Tout au long du film, la colère, la peur, la tristesse se succèdent et le spectateur est saisi par la profondeur de cette tragédie qui peut aller en s’aggravant si on ne fait rien. L’État est interpelé. Il est le garant du bien-être des citoyens. Pourtant, on a le sentiment en regardant le documentaire qu’il ne s’occupe pas vraiment de ses administrés, qu’il ne comprend pas l’immensité des enjeux ou qu’il est plus obnubilé à signer des accords de pêche avec des multinationales, alors que son action devrait être prioritairement tournée vers la préservation du legs des anciens autrement de la culture de notre peuple.

C’est pour encourager toutes celles et tous ceux qui oeuvrent pour la sauvegarde de ce patrimoine, que SOS Yaboye, a tenu d’ailleurs, à la fin de la projection du film, à décorer certaines personnes qui se battent au quotidien pour la défense des intérêts des gens de la mer.

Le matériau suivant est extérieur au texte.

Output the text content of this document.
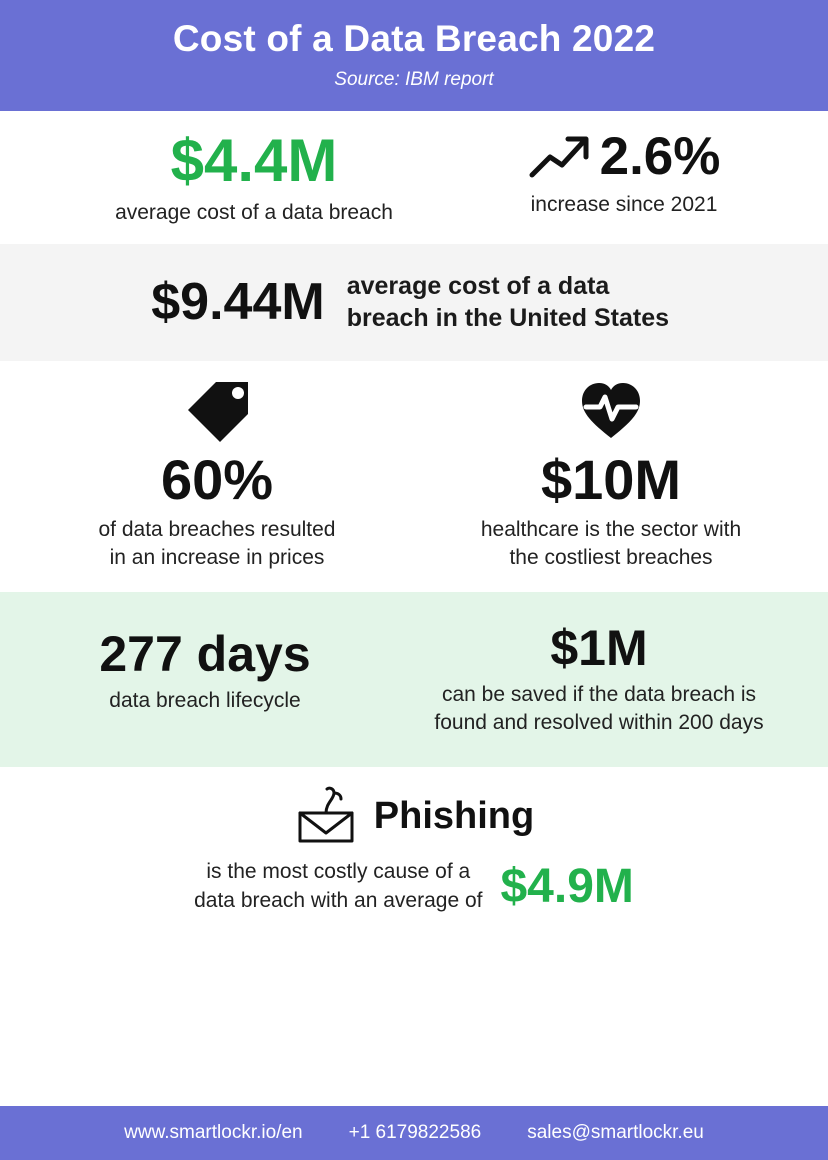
Cost of a Data Breach 2022
Source: IBM report
$4.4M
average cost of a data breach
2.6%
increase since 2021
$9.44M average cost of a data breach in the United States
60%
of data breaches resulted
in an increase in prices
$10M
healthcare is the sector with
the costliest breaches
277 days
data breach lifecycle
$1M
can be saved if the data breach is
found and resolved within 200 days
Phishing
is the most costly cause of a
data breach with an average of $4.9M
www.smartlockr.io/en +1 6179822586 sales@smartlockr.eu
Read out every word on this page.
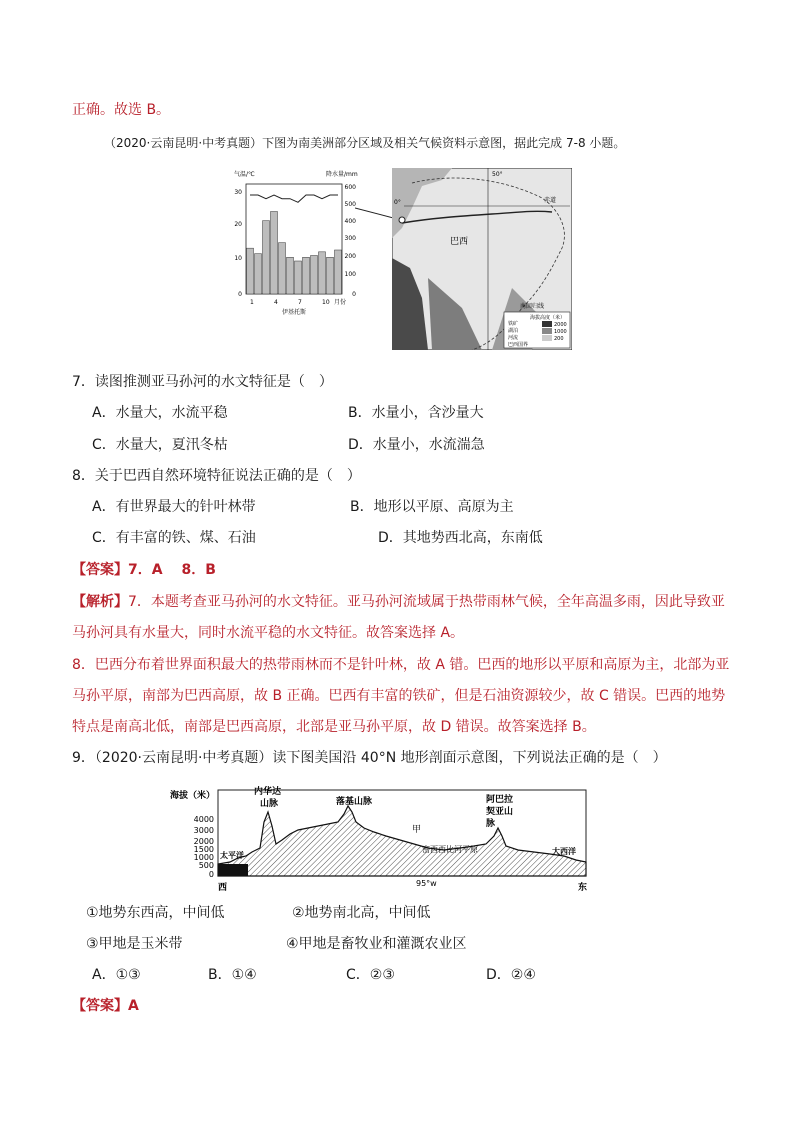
正确。故选 B。
（2020·云南昆明·中考真题）下图为南美洲部分区域及相关气候资料示意图，据此完成 7-8 小题。
气温/℃	降水量/mm
30
20
10
0
600
500
400
300
200
100
0
1	4	7	10 月份
伊基托斯
50°
赤道
0°
巴西
南回归线
海拔高度（米）
铁矿
湖泊
河流
巴西国界
2000
1000
200
7．读图推测亚马孙河的水文特征是（　）
A．水量大，水流平稳	B．水量小，含沙量大
C．水量大，夏汛冬枯	D．水量小，水流湍急
8．关于巴西自然环境特征说法正确的是（　）
A．有世界最大的针叶林带	B．地形以平原、高原为主
C．有丰富的铁、煤、石油	D．其地势西北高，东南低
【答案】7．A　 8．B
【解析】7．本题考查亚马孙河的水文特征。亚马孙河流域属于热带雨林气候，全年高温多雨，因此导致亚
马孙河具有水量大，同时水流平稳的水文特征。故答案选择 A。
8．巴西分布着世界面积最大的热带雨林而不是针叶林，故 A 错。巴西的地形以平原和高原为主，北部为亚
马孙平原，南部为巴西高原，故 B 正确。巴西有丰富的铁矿，但是石油资源较少，故 C 错误。巴西的地势
特点是南高北低，南部是巴西高原，北部是亚马孙平原，故 D 错误。故答案选择 B。
9．（2020·云南昆明·中考真题）读下图美国沿 40°N 地形剖面示意图，下列说法正确的是（　）
海拔（米）
4000
3000
2000
1500
1000
500
0
内华达
山脉	落基山脉	阿巴拉
契亚山
脉
甲
密西西比河平原
太平洋	大西洋
西	东
95°w
①地势东西高，中间低	②地势南北高，中间低
③甲地是玉米带	④甲地是畜牧业和灌溉农业区
A．①③	B．①④	C．②③	D．②④
【答案】A
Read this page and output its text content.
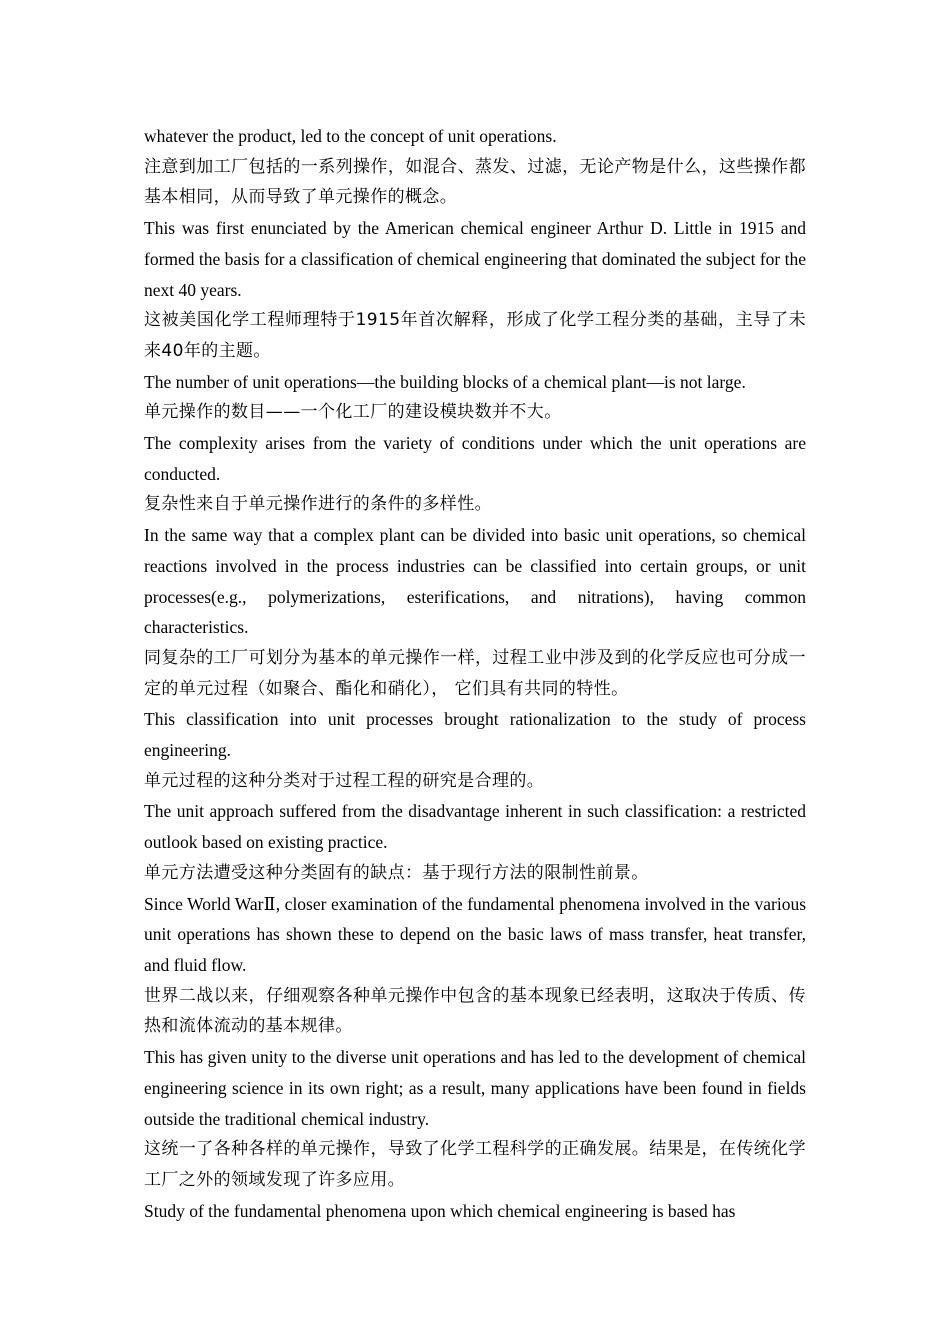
whatever the product, led to the concept of unit operations.

注意到加工厂包括的一系列操作，如混合、蒸发、过滤，无论产物是什么，这些操作都基本相同，从而导致了单元操作的概念。

This was first enunciated by the American chemical engineer Arthur D. Little in 1915 and formed the basis for a classification of chemical engineering that dominated the subject for the next 40 years.

这被美国化学工程师理特于1915年首次解释，形成了化学工程分类的基础，主导了未来40年的主题。

The number of unit operations—the building blocks of a chemical plant—is not large.

单元操作的数目——一个化工厂的建设模块数并不大。

The complexity arises from the variety of conditions under which the unit operations are conducted.

复杂性来自于单元操作进行的条件的多样性。

In the same way that a complex plant can be divided into basic unit operations, so chemical reactions involved in the process industries can be classified into certain groups, or unit processes(e.g., polymerizations, esterifications, and nitrations), having common characteristics.

同复杂的工厂可划分为基本的单元操作一样，过程工业中涉及到的化学反应也可分成一定的单元过程（如聚合、酯化和硝化）， 它们具有共同的特性。

This classification into unit processes brought rationalization to the study of process engineering.

单元过程的这种分类对于过程工程的研究是合理的。

The unit approach suffered from the disadvantage inherent in such classification: a restricted outlook based on existing practice.

单元方法遭受这种分类固有的缺点：基于现行方法的限制性前景。

Since World WarⅡ, closer examination of the fundamental phenomena involved in the various unit operations has shown these to depend on the basic laws of mass transfer, heat transfer, and fluid flow.

世界二战以来，仔细观察各种单元操作中包含的基本现象已经表明，这取决于传质、传热和流体流动的基本规律。

This has given unity to the diverse unit operations and has led to the development of chemical engineering science in its own right; as a result, many applications have been found in fields outside the traditional chemical industry.

这统一了各种各样的单元操作，导致了化学工程科学的正确发展。结果是，在传统化学工厂之外的领域发现了许多应用。

Study of the fundamental phenomena upon which chemical engineering is based has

« La valorisation des acteurs de la pêche engagés dans la protection du secteur de la pêche artisanale et de l’environnement est un élément important » a tenu à dire Thomas Grand.

SOS Yaboye n’entend pas rester sur cet événement. Ce qui était à la base une émission du media citoyen de la mer et qui est devenu carrément un film documentaire, va sillonner la cote et le pays profond afin de multiplier les diffusions. Il s’agit donner la parole aux acteurs et d’éveiller les consciences sur les dangers de la pêche industrielle illicite et le pillage des mers. Chaque année, plus d’un demi-million de tonne de poissons sont pêchés dans les eaux d’Afrique de l’Ouest pour être transformées en farine et en huile de poisson afin de nourrir les poissons d’élevage, le bétail et les animaux domestiques en Asie et en Europe, selon un rapport de Greenpeace Afrique et Changing Markets.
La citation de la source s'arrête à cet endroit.